Verify Webhook Signatures (HMAC)
Learn how to verify webhook signatures using HMAC to ensure webhooks from Yuno are authentic and haven't been tampered with during transmission.
Webhook signature verification using HMAC (Hash-based Message Authentication Code) ensures that webhooks sent to your server actually originate from Yuno and haven't been intercepted or modified during transmission. This adds an extra layer of security beyond authentication methods like OAuth.
While OAuth provides authentication (verifying who is sending the request), HMAC signatures provide:
- Data integrity: Confirms the webhook payload hasn't been tampered with
- Authenticity: Verifies the webhook genuinely comes from Yuno
- Protection: Guards against man-in-the-middle attacks and replay attacks
- Compliance: Meets security requirements for handling sensitive payment data
How HMAC signatures work
When Yuno sends a webhook to your server:
- Signature generation: Yuno creates an HMAC signature by hashing the webhook payload with your client secret key using the SHA-256 algorithm
- Header inclusion: The signature is included in the
x-hmac-signatureHTTP header - Verification: Your server extracts the signature from the header, recreates it using the same payload and secret key, then compares
- Validation: If the signatures match, the webhook is authentic and unaltered
Configuration
To enable HMAC signature verification, check Use HMAC Authentication when creating or editing a webhook in the Yuno dashboard.
See Configure Webhooks for step-by-step instructions on accessing the webhook configuration panel.
What changes with HMAC
When HMAC signature verification is enabled, Yuno webhooks include an additional x-hmac-signature HTTP header. The webhook JSON payload remains unchanged.

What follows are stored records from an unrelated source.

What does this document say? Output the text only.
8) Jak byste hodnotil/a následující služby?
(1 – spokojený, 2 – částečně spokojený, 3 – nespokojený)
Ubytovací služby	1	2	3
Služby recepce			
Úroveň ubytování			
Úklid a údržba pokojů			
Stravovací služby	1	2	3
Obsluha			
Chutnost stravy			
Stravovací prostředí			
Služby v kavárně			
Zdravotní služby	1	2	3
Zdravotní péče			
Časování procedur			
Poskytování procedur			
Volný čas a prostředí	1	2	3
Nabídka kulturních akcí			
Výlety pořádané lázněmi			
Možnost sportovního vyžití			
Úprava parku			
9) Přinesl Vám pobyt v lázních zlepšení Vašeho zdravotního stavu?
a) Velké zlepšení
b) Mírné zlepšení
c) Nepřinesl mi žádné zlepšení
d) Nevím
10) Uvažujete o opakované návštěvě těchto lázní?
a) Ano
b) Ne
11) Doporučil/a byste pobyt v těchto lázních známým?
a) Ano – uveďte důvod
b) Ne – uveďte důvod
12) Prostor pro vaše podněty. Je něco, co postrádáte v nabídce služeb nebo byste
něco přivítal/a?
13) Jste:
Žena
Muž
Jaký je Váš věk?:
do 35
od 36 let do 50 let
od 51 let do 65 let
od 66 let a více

Example webhook request with HMAC
POST /your-webhook-endpoint HTTP/1.1
Host: your-server.com
Content-Type: application/json
x-api-key: your-api-key
x-secret: your-secret
x-hmac-signature: K7gNU3sdo+OL0wNhqoVWhr3g6s1xYv72ol/pe/Unols=
{
"type": "payment",
"type_event": "payment.purchase",
"account_id": "2c05976d-1234-1234-1234-6421883de48d",
"retry": 0,
"version": 2,
"data": {
"payment": {
"id": "a546c566-1703-4fba-b334-c46e89bc97f7",
"status": "SUCCEEDED"
}
}
}Verification code example
Verify the x-hmac-signature header using the raw request body (before parsing JSON) and the same secret configured for the webhook in the Yuno dashboard.
Node.js (Express): use a body parser that keeps the raw body for the webhook route (e.g. express.raw() for that path), then:
const crypto = require('crypto');
function verifyWebhookSignature(rawBody, signatureHeader, secret) {
const expected = crypto
.createHmac('sha256', secret)
.update(rawBody)
.digest('base64');
return crypto.timingSafeEqual(
Buffer.from(signatureHeader, 'base64'),
Buffer.from(expected, 'base64')
);
}
// Example: const isValid = verifyWebhookSignature(req.body, req.headers['x-hmac-signature'], process.env.WEBHOOK_SECRET);Python: use the raw request body bytes and the x-hmac-signature header:
import hmac
import hashlib
import base64
def verify_webhook_signature(raw_body: bytes, signature_header: str, secret: str) -> bool:
expected = base64.b64encode(
hmac.new(secret.encode(), raw_body, hashlib.sha256).digest()
).decode()
return hmac.compare_digest(signature_header, expected)If the computed signature does not match the header, reject the webhook (e.g. return 401).